Epidemiology of Influenza Viruses

Influenza A viruses, in comparison to B and C group of viruses possess a broader host range, infecting many different mammalian and avian species including humans, fowl, pigs, horses, dogs, cats, tiger, and other mammals such as mink, seals and whales. Influenza A viruses, based on the haemagglutinin (HA) and neuraminidase (NA) proteins, are further classified into subtypes. There are 18 HA subtypes and 11 NA subtypes for influenza A viruses. Transmission of Influenza viruses may occur either directly, through airborne route or indirectly from infected host or contaminated surfaces. Pigs exhibit a unique role as the mixing vessel for the genetic reassortment of different influenza viruses. Avian influenza (Avian flu/Fowl plague) is among the most fearful viral diseases of birds, particularly affecting domesticated birds with very high flock mortality, resulting in enormous economic losses to poultry industry worldwide. The disease affects a wide range of feral migratory birds subclinically and these birds are crucial for the spread of the disease. The flu virus is becoming more and more dangerous especially in the last 10 years. Equine influenza, canine and feline influenza are of less significance compared to avian and swine flu. Influenza A, B, and C viruses are capable of infecting man and the incidence of human flu is more during winters in temperate countries, whereas it is more common during winters and rainy seasons in tropical and subtropical countries. Influenza viruses are always imposing a constant threat to mankind because of its perpetual evolving and reemerging nature, extremely high range of hosts, speedy transmission, lack and limitation of effective control and vaccination strategies and fatal consequences.

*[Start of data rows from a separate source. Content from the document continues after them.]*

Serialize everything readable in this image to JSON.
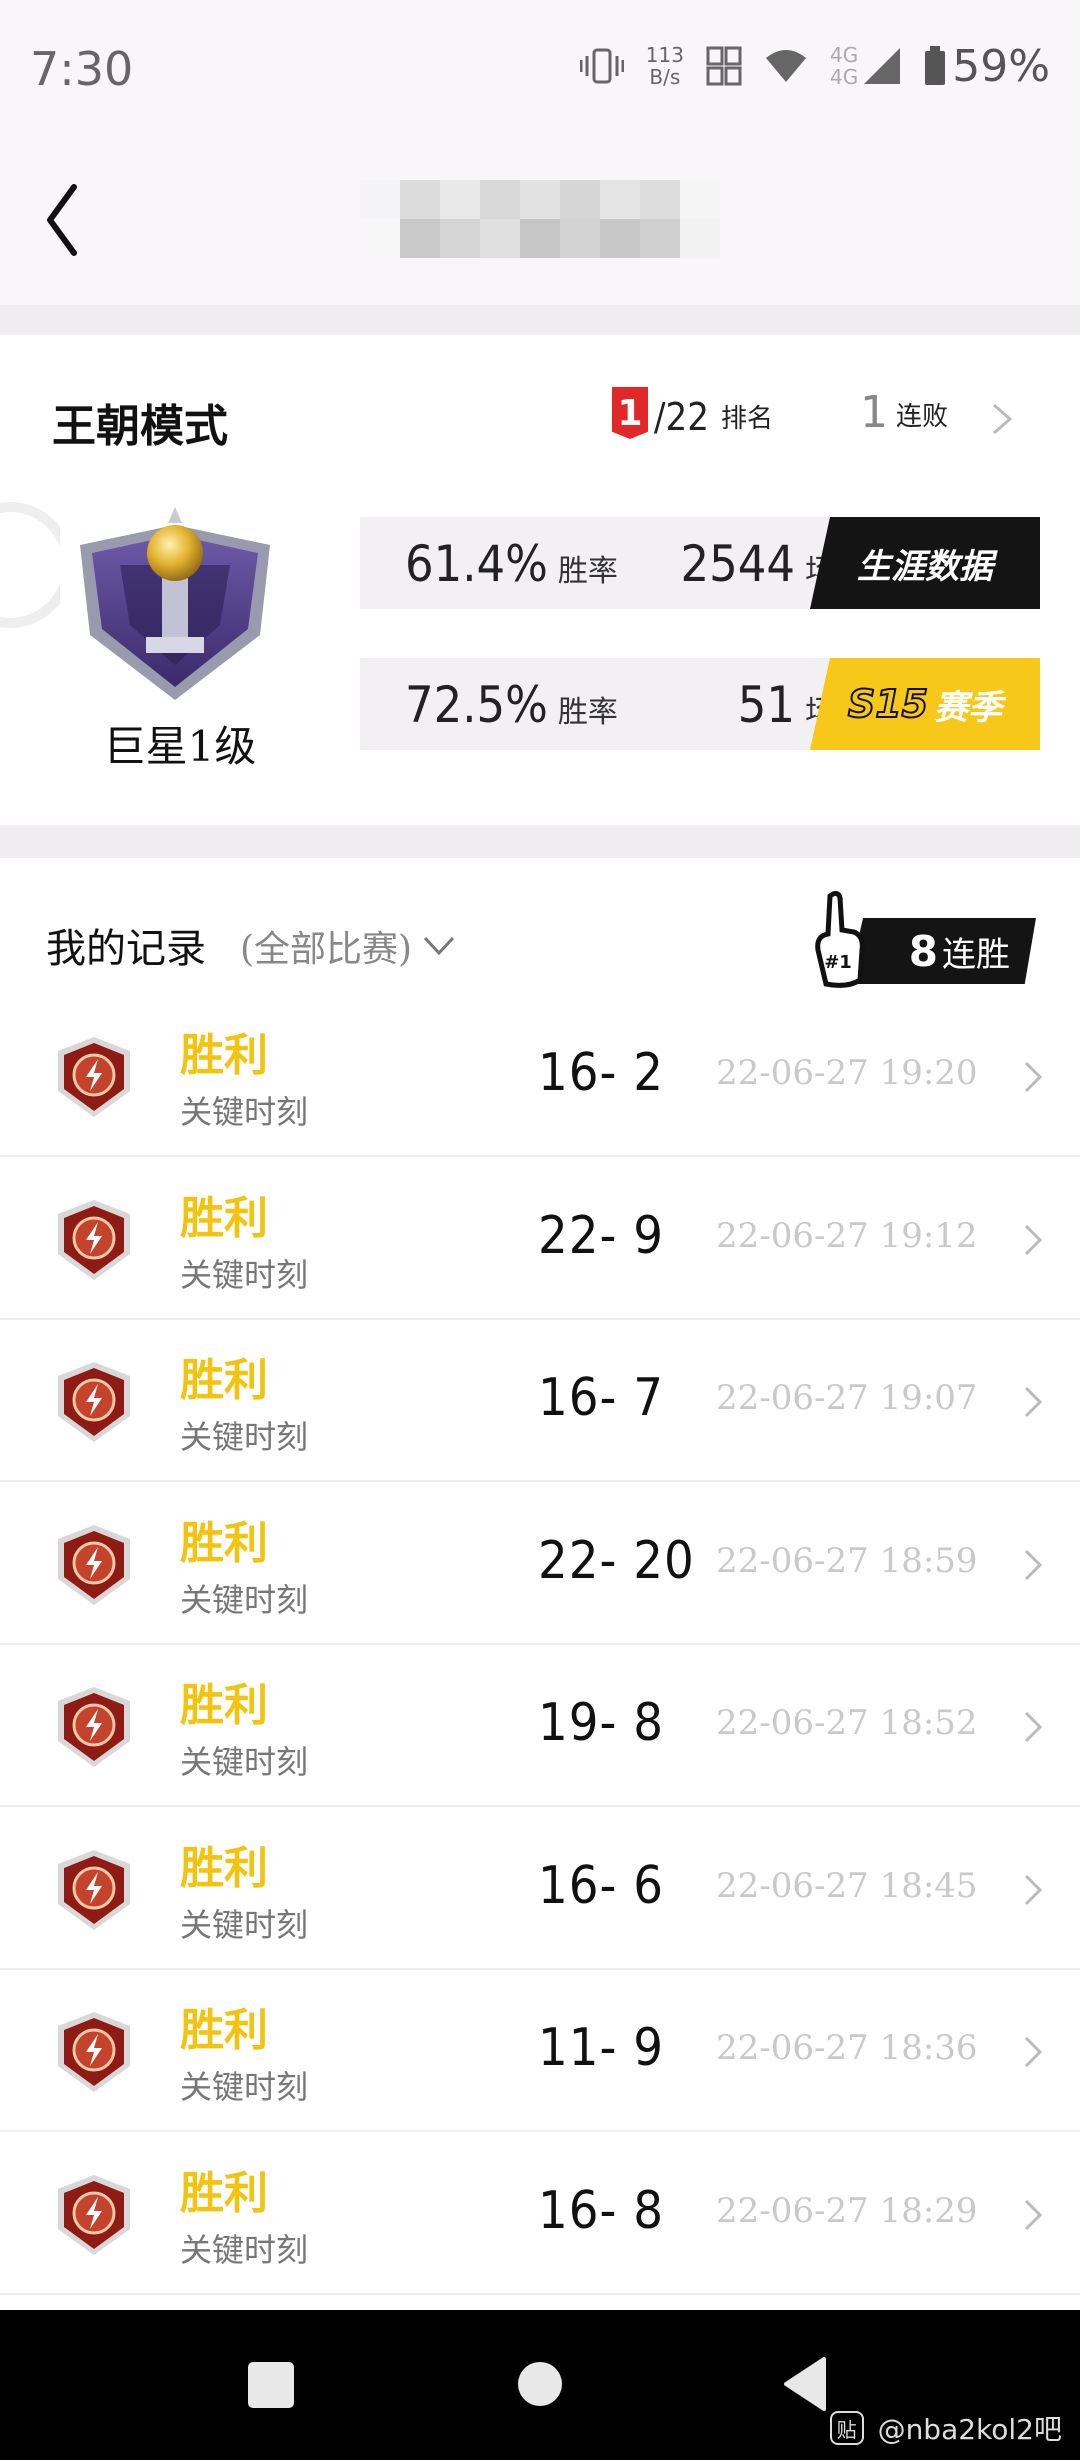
{
  "status_bar": {
    "time": "7:30",
    "net_speed_value": "113",
    "net_speed_unit": "B/s",
    "signal_label_top": "4G",
    "signal_label_bottom": "4G",
    "battery": "59%"
  },
  "header": {
    "back_icon": "chevron-left-icon",
    "title_obscured": true
  },
  "summary": {
    "mode_title": "王朝模式",
    "rank": "1",
    "rank_total": "/22",
    "rank_label": "排名",
    "streak_value": "1",
    "streak_label": "连败",
    "rank_name": "巨星1级",
    "career": {
      "win_rate": "61.4%",
      "win_rate_label": "胜率",
      "games": "2544",
      "games_label": "场",
      "tag": "生涯数据"
    },
    "season": {
      "win_rate": "72.5%",
      "win_rate_label": "胜率",
      "games": "51",
      "games_label": "场",
      "tag_code": "S15",
      "tag": "赛季"
    }
  },
  "records": {
    "title": "我的记录",
    "filter": "(全部比赛)",
    "win_streak_badge_rank": "#1",
    "win_streak_value": "8",
    "win_streak_label": "连胜",
    "items": [
      {
        "result": "胜利",
        "mode": "关键时刻",
        "score": "16- 2",
        "date": "22-06-27 19:20"
      },
      {
        "result": "胜利",
        "mode": "关键时刻",
        "score": "22- 9",
        "date": "22-06-27 19:12"
      },
      {
        "result": "胜利",
        "mode": "关键时刻",
        "score": "16- 7",
        "date": "22-06-27 19:07"
      },
      {
        "result": "胜利",
        "mode": "关键时刻",
        "score": "22- 20",
        "date": "22-06-27 18:59"
      },
      {
        "result": "胜利",
        "mode": "关键时刻",
        "score": "19- 8",
        "date": "22-06-27 18:52"
      },
      {
        "result": "胜利",
        "mode": "关键时刻",
        "score": "16- 6",
        "date": "22-06-27 18:45"
      },
      {
        "result": "胜利",
        "mode": "关键时刻",
        "score": "11- 9",
        "date": "22-06-27 18:36"
      },
      {
        "result": "胜利",
        "mode": "关键时刻",
        "score": "16- 8",
        "date": "22-06-27 18:29"
      }
    ]
  },
  "nav": {
    "recent_icon": "square-icon",
    "home_icon": "circle-icon",
    "back_icon": "triangle-back-icon"
  },
  "watermark": {
    "logo": "贴",
    "text": "@nba2kol2吧"
  },
  "colors": {
    "win": "#f2c40f",
    "rank_badge": "#e02828",
    "season_tag": "#f7c81a",
    "career_tag": "#141414"
  }
}
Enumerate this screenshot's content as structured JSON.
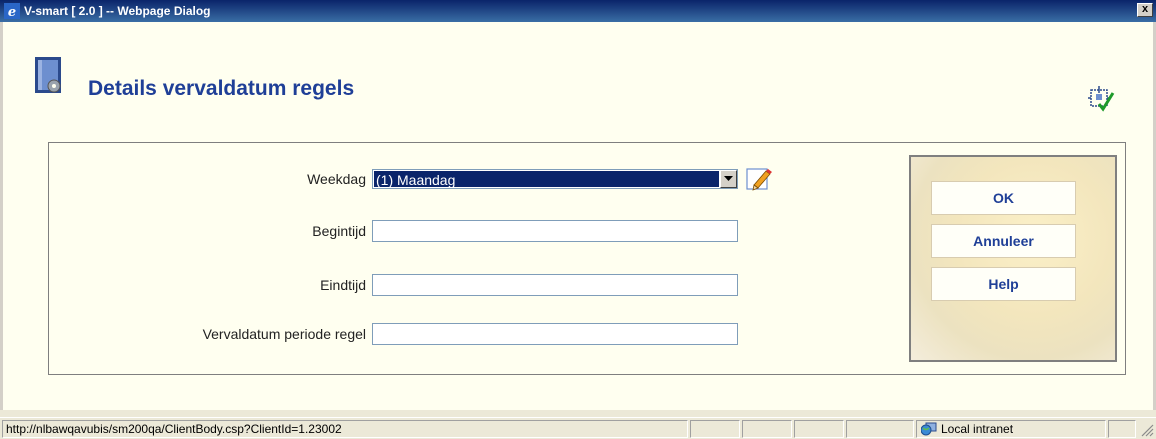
{
  "window": {
    "title": "V-smart [ 2.0 ] -- Webpage Dialog",
    "close_label": "x"
  },
  "page": {
    "title": "Details vervaldatum regels"
  },
  "form": {
    "weekdag": {
      "label": "Weekdag",
      "value": "(1) Maandag"
    },
    "begintijd": {
      "label": "Begintijd",
      "value": ""
    },
    "eindtijd": {
      "label": "Eindtijd",
      "value": ""
    },
    "periode": {
      "label": "Vervaldatum periode regel",
      "value": ""
    }
  },
  "buttons": {
    "ok": "OK",
    "annuleer": "Annuleer",
    "help": "Help"
  },
  "statusbar": {
    "url": "http://nlbawqavubis/sm200qa/ClientBody.csp?ClientId=1.23002",
    "zone": "Local intranet"
  },
  "icons": {
    "window": "ie-icon",
    "header": "settings-book-icon",
    "tool": "layout-check-icon",
    "edit": "pencil-icon",
    "zone": "globe-icon"
  },
  "colors": {
    "accent": "#1f3f97",
    "selection": "#0a246a",
    "background": "#fffff0"
  }
}
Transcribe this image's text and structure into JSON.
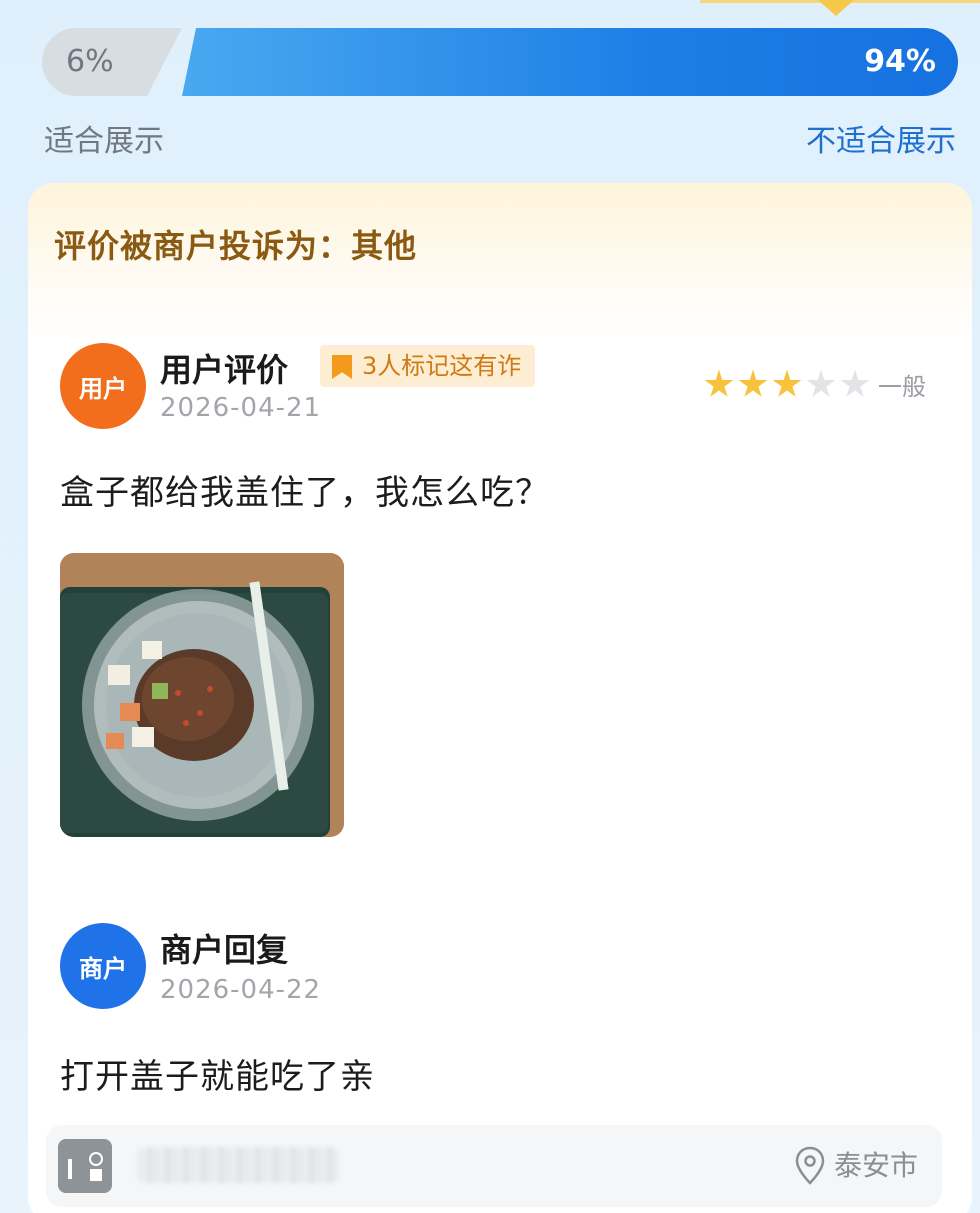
{
  "vote": {
    "suitable_percent": "6%",
    "unsuitable_percent": "94%",
    "suitable_label": "适合展示",
    "unsuitable_label": "不适合展示",
    "colors": {
      "suitable": "#d8dde2",
      "unsuitable": "#1d7fe6"
    }
  },
  "complaint": {
    "text": "评价被商户投诉为：其他"
  },
  "review": {
    "avatar": "用户",
    "title": "用户评价",
    "badge": "3人标记这有诈",
    "date": "2026-04-21",
    "rating": 3,
    "rating_max": 5,
    "rating_text": "一般",
    "text": "盒子都给我盖住了，我怎么吃？",
    "photo_icon": "food-photo"
  },
  "reply": {
    "avatar": "商户",
    "title": "商户回复",
    "date": "2026-04-22",
    "text": "打开盖子就能吃了亲"
  },
  "store": {
    "icon": "store-icon",
    "location": "泰安市"
  },
  "colors": {
    "user_avatar": "#f26d1c",
    "merchant_avatar": "#1f72e8",
    "star_on": "#f8c33a",
    "star_off": "#e2e4e7",
    "complaint_text": "#8a5a12"
  }
}
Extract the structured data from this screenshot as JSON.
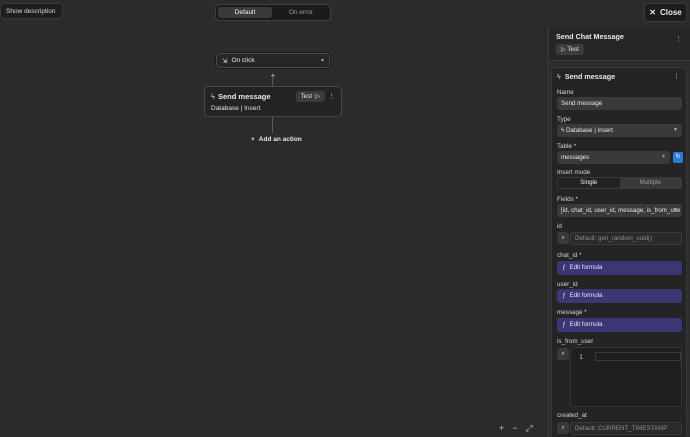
{
  "canvas": {
    "show_description": "Show description",
    "tabs": [
      {
        "label": "Default",
        "active": true
      },
      {
        "label": "On error",
        "active": false
      }
    ],
    "trigger": {
      "label": "On click"
    },
    "node": {
      "title": "Send message",
      "subtitle": "Database | Insert",
      "test_label": "Test"
    },
    "add_action": "Add an action",
    "zoom_controls": [
      "+",
      "−",
      "⤢"
    ]
  },
  "close_button": "Close",
  "panel": {
    "header_title": "Send Chat Message",
    "header_test": "Test",
    "card_title": "Send message",
    "name_label": "Name",
    "name_value": "Send message",
    "type_label": "Type",
    "type_value": "Database | Insert",
    "table_label": "Table *",
    "table_value": "messages",
    "insert_mode_label": "Insert mode",
    "insert_modes": [
      {
        "label": "Single",
        "active": true
      },
      {
        "label": "Multiple",
        "active": false
      }
    ],
    "fields_label": "Fields *",
    "fields_value": "[id, chat_id, user_id, message, is_from_use",
    "id_label": "id",
    "id_placeholder": "Default: gen_random_uuid()",
    "chat_id_label": "chat_id *",
    "user_id_label": "user_id",
    "message_label": "message *",
    "edit_formula": "Edit formula",
    "is_from_user_label": "is_from_user",
    "code_line": "1",
    "created_at_label": "created_at",
    "created_at_placeholder": "Default: CURRENT_TIMESTAMP"
  },
  "colors": {
    "accent": "#2f7ad8",
    "formula": "#3b3774",
    "background": "#2b2b2b"
  }
}
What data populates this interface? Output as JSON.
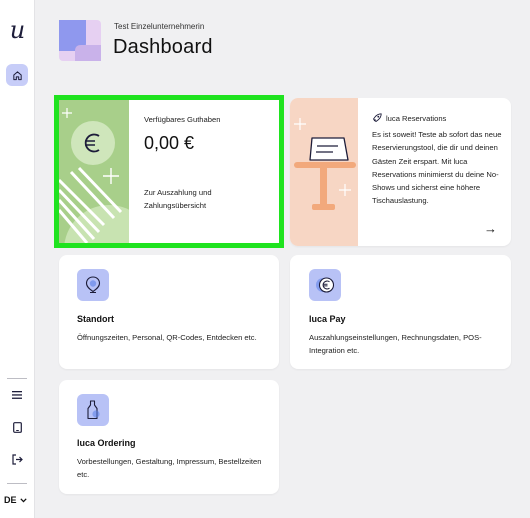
{
  "sidebar": {
    "logo": "u",
    "language": "DE"
  },
  "header": {
    "company": "Test Einzelunternehmerin",
    "title": "Dashboard"
  },
  "balance_card": {
    "label": "Verfügbares Guthaben",
    "amount": "0,00 €",
    "link": "Zur Auszahlung und Zahlungsübersicht",
    "highlight_color": "#1fe31f"
  },
  "reservations_card": {
    "title": "luca Reservations",
    "text": "Es ist soweit! Teste ab sofort das neue Reservierungstool, die dir und deinen Gästen Zeit erspart. Mit luca Reservations minimierst du deine No-Shows und sicherst eine höhere Tischauslastung.",
    "arrow": "→"
  },
  "cards": [
    {
      "title": "Standort",
      "description": "Öffnungszeiten, Personal, QR-Codes, Entdecken etc.",
      "icon": "location-pin-icon"
    },
    {
      "title": "luca Pay",
      "description": "Auszahlungseinstellungen, Rechnungsdaten, POS-Integration etc.",
      "icon": "euro-coin-icon"
    },
    {
      "title": "luca Ordering",
      "description": "Vorbestellungen, Gestaltung, Impressum, Bestellzeiten etc.",
      "icon": "bottle-icon"
    }
  ],
  "colors": {
    "accent": "#b8c2f6",
    "balance_art": "#a8cf8a",
    "reservation_art": "#f7d6c4"
  }
}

Replication Cycle of Influenza Viruses

Each of the genomic segments and the encoded proteins of influenza virus have some role in its replication. Various host factors have been described that are involved at various stages of influenza virus replication. The influenza A virus enters into the host cell by receptor mediated endocytosis. The HA of human and avian influenza viruses bind with sialic acid receptors with α-2, 6 linkage and α-2, 3 linkage, respectively. Both types of receptors are present in pigs. The fusion of the viral envelope with endosomal membrane leads to release of the genomic segments of influenza virus into the cytoplasm of the host cell. ‘Cap snatching’ and ‘stuttering’ are some of the unique phenomena in the replication cycle of influenza virus. The virus produces mRNAs, cRNAs and vRNAs during the course of its replication. The nuclear localization signals (NLSs) located on all the protein constituents, viz. PA, PB1, PB2, NP of the RNP complex are required for the entry of RNPs into the nucleus. The export of the newly formed vRNPs from the nucleus, for further virus assembly at the host cell membrane, is mediated by nuclear export signal (NES) carrying M1 and NEP proteins of influenza virus. The M2 has a pivotal role in the formation of viral particles while the M1 is required during assembly and budding off of the viral particle. The NA and NP proteins also play a role in assembly and release.